Rosalie turned to Jo and greeted him with a friendlier manner than was her wont towards him. The nearer she was to Charley, the farther away from him, to her mind, was Portugais, and she became magnanimous.
Jo nodded' awkwardly and left the room. Looking after the departing figure, Rosalie said: "I know he has been good to you, but—but do you trust him, Monsieur?"
"Does not everybody in Chaudiere trust him?"
"There is one who does not, though perhaps that's of no consequence."
"Why do you not trust him?"
"I don't know. I never knew him do a bad thing; I never heard of a bad thing he has done; and—he has been good to you."
She paused, flushing as she felt the significance of her words, and continued: "Yet there is—I cannot tell what. I feel something. It is not reasonable to go upon one's feelings; but there it is, and so I do not trust him."
"It is the way he lives, here in these lonely woods—the mystery around him."
A change passed over her. With the first glow of meeting the object of her visit had receded, though since her last interview with the Seigneur she had not rested a moment, in her anxiety to warn him of his danger. "Oh, no," she said, lifting her eyes frankly to his: "oh, no, Monsieur! It is not that. There is mystery about you!" She felt her heart beating hard.

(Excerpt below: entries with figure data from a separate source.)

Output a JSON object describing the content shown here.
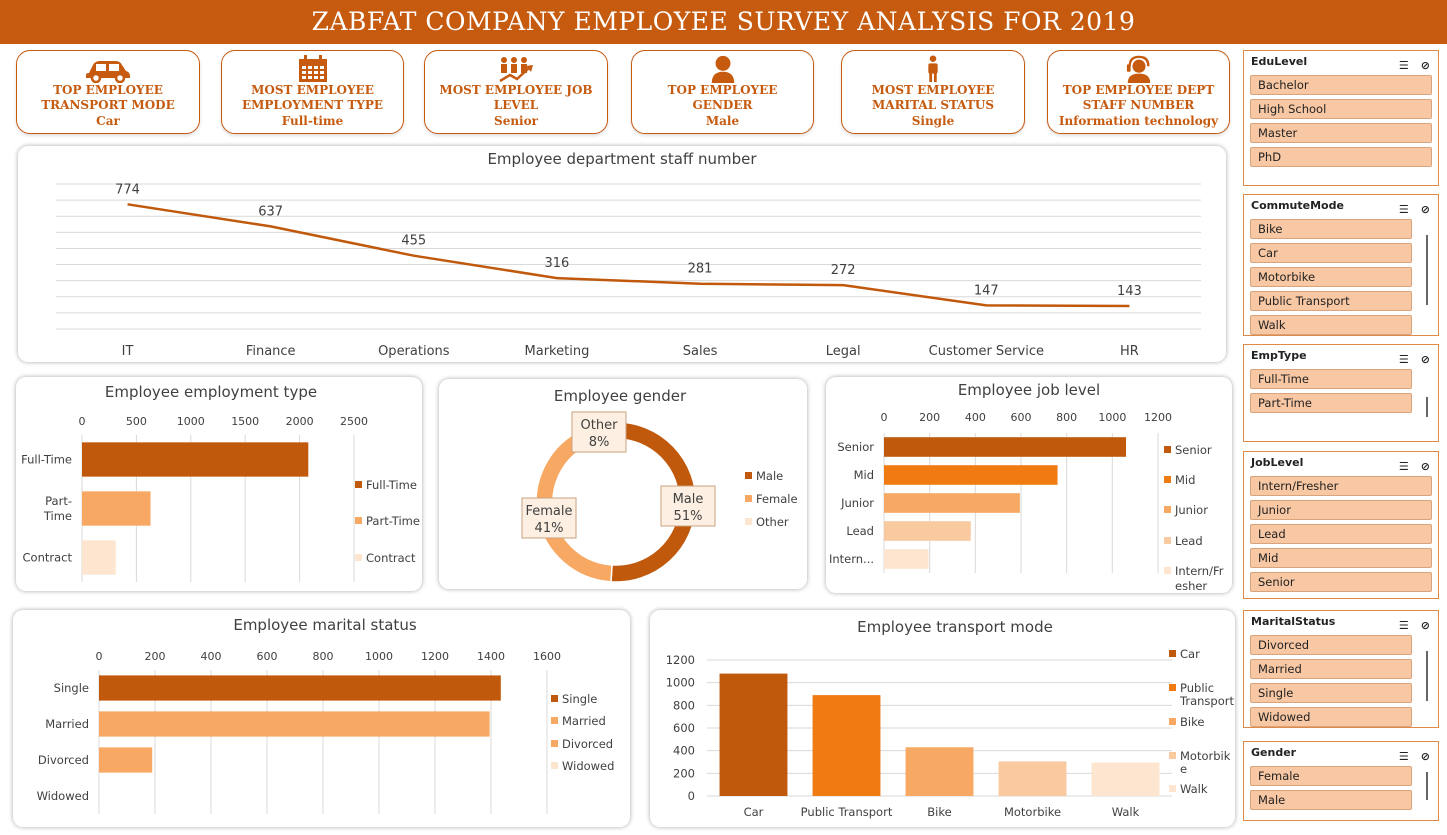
{
  "title": "ZABFAT COMPANY EMPLOYEE SURVEY ANALYSIS FOR 2019",
  "kpis": [
    {
      "title_1": "TOP EMPLOYEE",
      "title_2": "TRANSPORT MODE",
      "value": "Car",
      "icon": "car-icon"
    },
    {
      "title_1": "MOST EMPLOYEE",
      "title_2": "EMPLOYMENT TYPE",
      "value": "Full-time",
      "icon": "calendar-icon"
    },
    {
      "title_1": "MOST EMPLOYEE JOB",
      "title_2": "LEVEL",
      "value": "Senior",
      "icon": "growth-people-icon"
    },
    {
      "title_1": "TOP EMPLOYEE",
      "title_2": "GENDER",
      "value": "Male",
      "icon": "person-icon"
    },
    {
      "title_1": "MOST EMPLOYEE",
      "title_2": "MARITAL STATUS",
      "value": "Single",
      "icon": "standing-person-icon"
    },
    {
      "title_1": "TOP  EMPLOYEE DEPT",
      "title_2": "STAFF NUMBER",
      "value": "Information technology",
      "icon": "support-agent-icon"
    }
  ],
  "colors": {
    "accent": "#c65a0f",
    "dark": "#c0590c",
    "orange": "#f07b12",
    "light": "#f7a862",
    "pale": "#f9c9a0",
    "paler": "#fde5d0",
    "slicer_item": "#f8c7a3"
  },
  "chart_data": [
    {
      "id": "dept",
      "type": "line",
      "title": "Employee department staff number",
      "categories": [
        "IT",
        "Finance",
        "Operations",
        "Marketing",
        "Sales",
        "Legal",
        "Customer Service",
        "HR"
      ],
      "values": [
        774,
        637,
        455,
        316,
        281,
        272,
        147,
        143
      ],
      "ylim": [
        0,
        900
      ],
      "grid": true,
      "legend": "none"
    },
    {
      "id": "emptype",
      "type": "bar",
      "orientation": "horizontal",
      "title": "Employee employment type",
      "categories": [
        "Full-Time",
        "Part-Time",
        "Contract"
      ],
      "values": [
        2080,
        630,
        310
      ],
      "xlim": [
        0,
        2500
      ],
      "ticks": [
        "0",
        "500",
        "1000",
        "1500",
        "2000",
        "2500"
      ],
      "legend": "right",
      "legend_entries": [
        "Full-Time",
        "Part-Time",
        "Contract"
      ]
    },
    {
      "id": "gender",
      "type": "pie",
      "title": "Employee gender",
      "categories": [
        "Male",
        "Female",
        "Other"
      ],
      "values": [
        51,
        41,
        8
      ],
      "labels": [
        "Male",
        "Female",
        "Other"
      ],
      "percent_labels": [
        "51%",
        "41%",
        "8%"
      ],
      "legend": "right",
      "legend_entries": [
        "Male",
        "Female",
        "Other"
      ]
    },
    {
      "id": "joblevel",
      "type": "bar",
      "orientation": "horizontal",
      "title": "Employee job level",
      "categories": [
        "Senior",
        "Mid",
        "Junior",
        "Lead",
        "Intern..."
      ],
      "values": [
        1060,
        760,
        595,
        380,
        195
      ],
      "xlim": [
        0,
        1200
      ],
      "ticks": [
        "0",
        "200",
        "400",
        "600",
        "800",
        "1000",
        "1200"
      ],
      "legend": "right",
      "legend_entries": [
        "Senior",
        "Mid",
        "Junior",
        "Lead",
        "Intern/Fr",
        "esher"
      ]
    },
    {
      "id": "marital",
      "type": "bar",
      "orientation": "horizontal",
      "title": "Employee marital status",
      "categories": [
        "Single",
        "Married",
        "Divorced",
        "Widowed"
      ],
      "values": [
        1435,
        1395,
        190,
        0
      ],
      "xlim": [
        0,
        1600
      ],
      "ticks": [
        "0",
        "200",
        "400",
        "600",
        "800",
        "1000",
        "1200",
        "1400",
        "1600"
      ],
      "legend": "right",
      "legend_entries": [
        "Single",
        "Married",
        "Divorced",
        "Widowed"
      ]
    },
    {
      "id": "transport",
      "type": "bar",
      "orientation": "vertical",
      "title": "Employee transport mode",
      "categories": [
        "Car",
        "Public Transport",
        "Bike",
        "Motorbike",
        "Walk"
      ],
      "values": [
        1080,
        890,
        430,
        305,
        295
      ],
      "ylim": [
        0,
        1200
      ],
      "ticks": [
        "0",
        "200",
        "400",
        "600",
        "800",
        "1000",
        "1200"
      ],
      "legend": "right",
      "legend_entries": [
        "Car",
        "Public",
        "Transport",
        "Bike",
        "Motorbik",
        "e",
        "Walk"
      ]
    }
  ],
  "slicers": [
    {
      "title": "EduLevel",
      "items": [
        "Bachelor",
        "High School",
        "Master",
        "PhD"
      ]
    },
    {
      "title": "CommuteMode",
      "items": [
        "Bike",
        "Car",
        "Motorbike",
        "Public Transport",
        "Walk"
      ]
    },
    {
      "title": "EmpType",
      "items": [
        "Full-Time",
        "Part-Time"
      ]
    },
    {
      "title": "JobLevel",
      "items": [
        "Intern/Fresher",
        "Junior",
        "Lead",
        "Mid",
        "Senior"
      ]
    },
    {
      "title": "MaritalStatus",
      "items": [
        "Divorced",
        "Married",
        "Single",
        "Widowed"
      ]
    },
    {
      "title": "Gender",
      "items": [
        "Female",
        "Male"
      ]
    }
  ]
}
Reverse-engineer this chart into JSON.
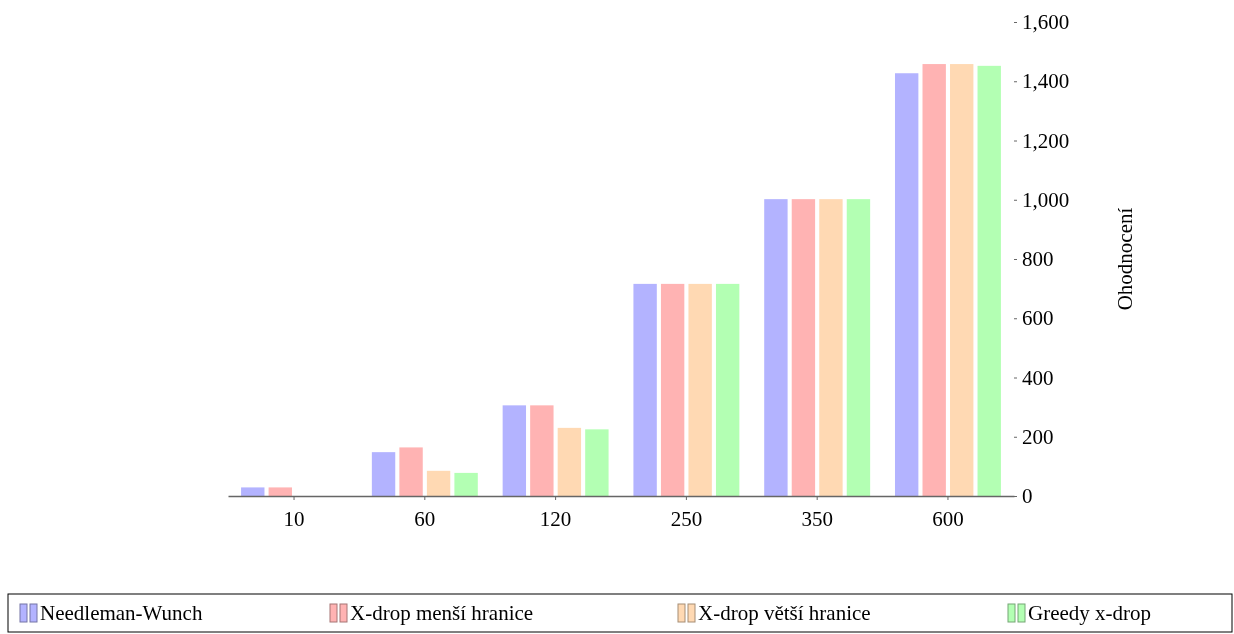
{
  "chart_data": {
    "type": "bar",
    "ylabel": "Ohodnocení",
    "categories": [
      "10",
      "60",
      "120",
      "250",
      "350",
      "600"
    ],
    "series": [
      {
        "name": "Needleman-Wunch",
        "color": "#b3b3ff",
        "values": [
          29,
          148,
          306,
          716,
          1002,
          1427
        ]
      },
      {
        "name": "X-drop menší hranice",
        "color": "#ffb3b3",
        "values": [
          29,
          164,
          306,
          716,
          1002,
          1458
        ]
      },
      {
        "name": "X-drop větší hranice",
        "color": "#ffd9b3",
        "values": [
          0,
          85,
          230,
          716,
          1002,
          1458
        ]
      },
      {
        "name": "Greedy x-drop",
        "color": "#b3ffb3",
        "values": [
          0,
          78,
          225,
          716,
          1002,
          1452
        ]
      }
    ],
    "ylim": [
      0,
      1600
    ],
    "yticks": [
      0,
      200,
      400,
      600,
      800,
      {
        "value": 1000,
        "label": "1,000"
      },
      {
        "value": 1200,
        "label": "1,200"
      },
      {
        "value": 1400,
        "label": "1,400"
      },
      {
        "value": 1600,
        "label": "1,600"
      }
    ],
    "grid": false,
    "legend": "bottom"
  }
}
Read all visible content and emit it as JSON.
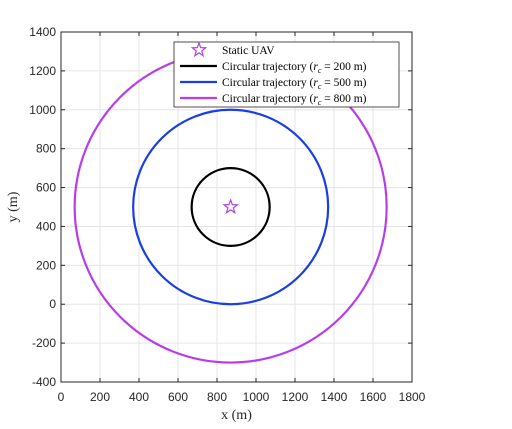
{
  "chart_data": {
    "type": "line",
    "xlabel": "x (m)",
    "ylabel": "y (m)",
    "xlim": [
      0,
      1800
    ],
    "ylim": [
      -400,
      1400
    ],
    "xticks": [
      0,
      200,
      400,
      600,
      800,
      1000,
      1200,
      1400,
      1600,
      1800
    ],
    "yticks": [
      -400,
      -200,
      0,
      200,
      400,
      600,
      800,
      1000,
      1200,
      1400
    ],
    "grid": true,
    "legend_position": "top-right",
    "series": [
      {
        "name": "Static UAV",
        "kind": "marker",
        "marker": "star",
        "x": 870,
        "y": 500,
        "color": "#b040e8"
      },
      {
        "name": "Circular trajectory (r_c = 200 m)",
        "kind": "circle",
        "center": [
          870,
          500
        ],
        "radius": 200,
        "color": "#000000"
      },
      {
        "name": "Circular trajectory (r_c = 500 m)",
        "kind": "circle",
        "center": [
          870,
          500
        ],
        "radius": 500,
        "color": "#1a3ee6"
      },
      {
        "name": "Circular trajectory (r_c = 800 m)",
        "kind": "circle",
        "center": [
          870,
          500
        ],
        "radius": 800,
        "color": "#b93cec"
      }
    ]
  },
  "legend": {
    "entries": [
      {
        "prefix": "Static UAV",
        "sub": "",
        "suffix": ""
      },
      {
        "prefix": "Circular trajectory (",
        "sub": "c",
        "suffix": " = 200 m)"
      },
      {
        "prefix": "Circular trajectory (",
        "sub": "c",
        "suffix": " = 500 m)"
      },
      {
        "prefix": "Circular trajectory (",
        "sub": "c",
        "suffix": " = 800 m)"
      }
    ]
  }
}
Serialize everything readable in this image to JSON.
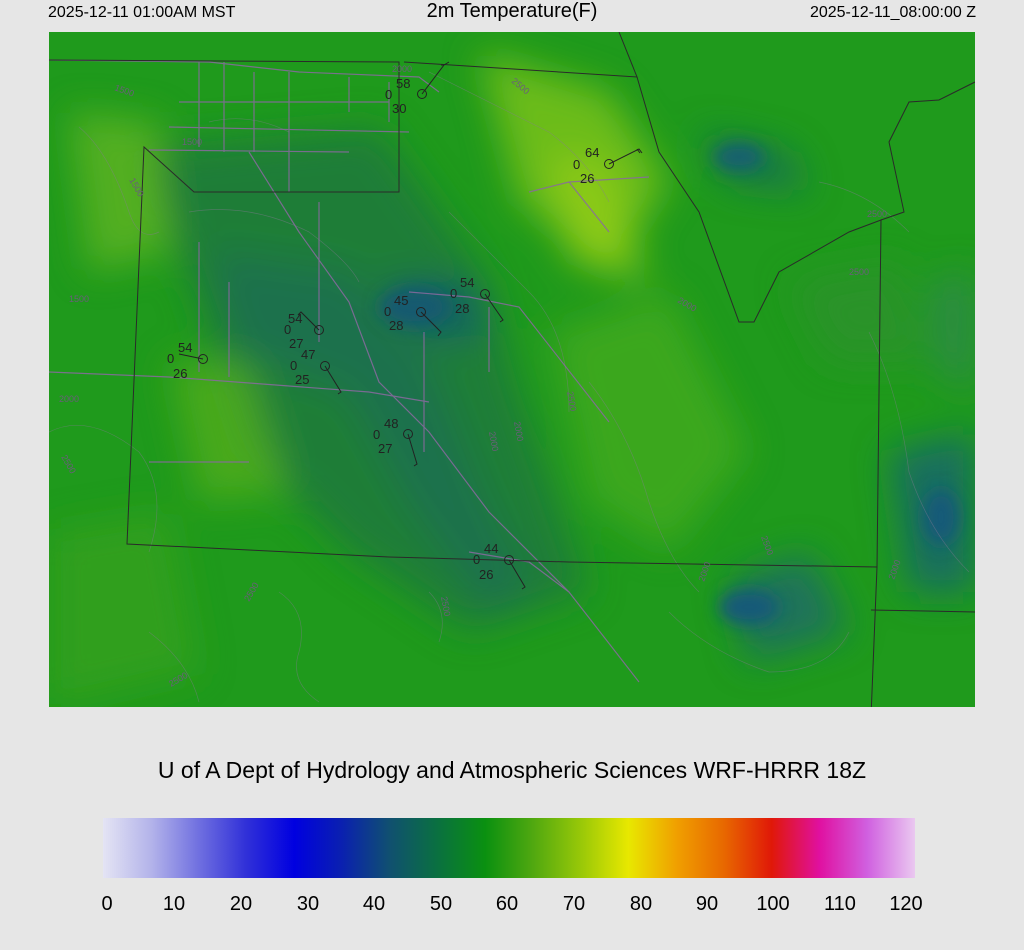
{
  "header": {
    "local_time": "2025-12-11 01:00AM MST",
    "title": "2m Temperature(F)",
    "utc_time": "2025-12-11_08:00:00 Z"
  },
  "credit": "U of A Dept of Hydrology and Atmospheric Sciences WRF-HRRR 18Z",
  "colorbar": {
    "ticks": [
      "0",
      "10",
      "20",
      "30",
      "40",
      "50",
      "60",
      "70",
      "80",
      "90",
      "100",
      "110",
      "120"
    ],
    "colors": [
      "#e4e4f4",
      "#b4b4ea",
      "#7070e0",
      "#3030d8",
      "#0000e0",
      "#0a20b0",
      "#105070",
      "#0a7040",
      "#0a9010",
      "#50a810",
      "#98c808",
      "#e8e800",
      "#f0a000",
      "#e86800",
      "#e01808",
      "#e010a0",
      "#d060e0",
      "#eac8f0"
    ]
  },
  "stations": [
    {
      "temp": "58",
      "wind": "0",
      "dew": "30"
    },
    {
      "temp": "64",
      "wind": "0",
      "dew": "26"
    },
    {
      "temp": "45",
      "wind": "0",
      "dew": "28"
    },
    {
      "temp": "54",
      "wind": "0",
      "dew": "28"
    },
    {
      "temp": "54",
      "wind": "0",
      "dew": "27"
    },
    {
      "temp": "47",
      "wind": "0",
      "dew": "25"
    },
    {
      "temp": "54",
      "wind": "0",
      "dew": "26"
    },
    {
      "temp": "48",
      "wind": "0",
      "dew": "27"
    },
    {
      "temp": "44",
      "wind": "0",
      "dew": "26"
    }
  ],
  "contour_labels": [
    "2000",
    "2500",
    "1500",
    "1500",
    "1500",
    "1500",
    "2000",
    "2500",
    "2000",
    "2500",
    "2500",
    "2000",
    "2500",
    "2000",
    "2500",
    "2500",
    "2500",
    "2000",
    "2000",
    "2500"
  ]
}
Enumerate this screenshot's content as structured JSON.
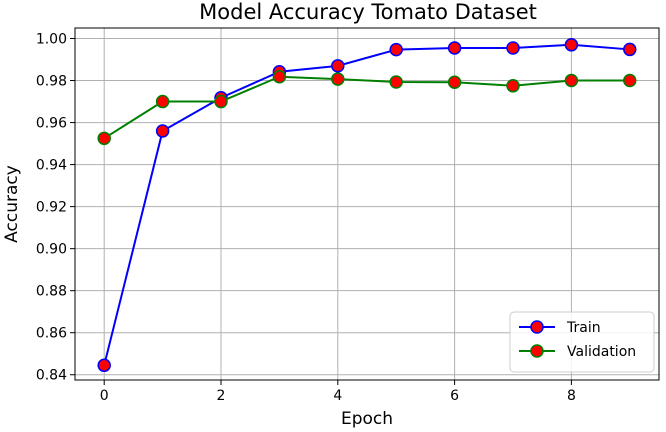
{
  "chart_data": {
    "type": "line",
    "title": "Model Accuracy Tomato Dataset",
    "xlabel": "Epoch",
    "ylabel": "Accuracy",
    "x": [
      0,
      1,
      2,
      3,
      4,
      5,
      6,
      7,
      8,
      9
    ],
    "xlim": [
      -0.5,
      9.5
    ],
    "ylim": [
      0.8375,
      1.005
    ],
    "xticks": [
      0,
      2,
      4,
      6,
      8
    ],
    "yticks": [
      0.84,
      0.86,
      0.88,
      0.9,
      0.92,
      0.94,
      0.96,
      0.98,
      1.0
    ],
    "xtick_labels": [
      "0",
      "2",
      "4",
      "6",
      "8"
    ],
    "ytick_labels": [
      "0.84",
      "0.86",
      "0.88",
      "0.90",
      "0.92",
      "0.94",
      "0.96",
      "0.98",
      "1.00"
    ],
    "grid": true,
    "legend_position": "bottom-right",
    "series": [
      {
        "name": "Train",
        "color": "#0000ff",
        "marker_color": "#ff0000",
        "values": [
          0.8445,
          0.956,
          0.9718,
          0.9842,
          0.987,
          0.9947,
          0.9955,
          0.9955,
          0.997,
          0.9948
        ]
      },
      {
        "name": "Validation",
        "color": "#008000",
        "marker_color": "#ff0000",
        "values": [
          0.9525,
          0.97,
          0.97,
          0.9818,
          0.9807,
          0.9793,
          0.9792,
          0.9775,
          0.98,
          0.98
        ]
      }
    ]
  }
}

It almost choked her, but she kept on bravely. "People say strange and bad things about you. No one knows"—she trembled under the painful inquiry of his eyes. Then she gained courage and went on, for she must make it clear she trusted him, that she took him at his word, before she told him of the peril before him—"No one knows where you came from . . . and it is nobody's business. Some people do not believe in you. But I believe in you—I should believe in you if every one doubted; for there is no feeling in me that says, 'He has done some wicked thing that stands-between us.' It isn't the same as with Portugais, you see— naturally, it could not be the same."
She seemed not to realise that she was telling more of her own heart than she had ever told. It was a revelation, having its origin in an honesty which impelled a pure outspokenness to himself. Reserve, of course, there had been elsewhere, for did not she hold a secret with him? Had she not hidden things, equivocated else where? Yet it had been at his wish, to protect the name of a dead man, for the repose of whose soul masses were now said, with expensive candles burning. For this she had no repentance; she was without logic where this man's good was at stake.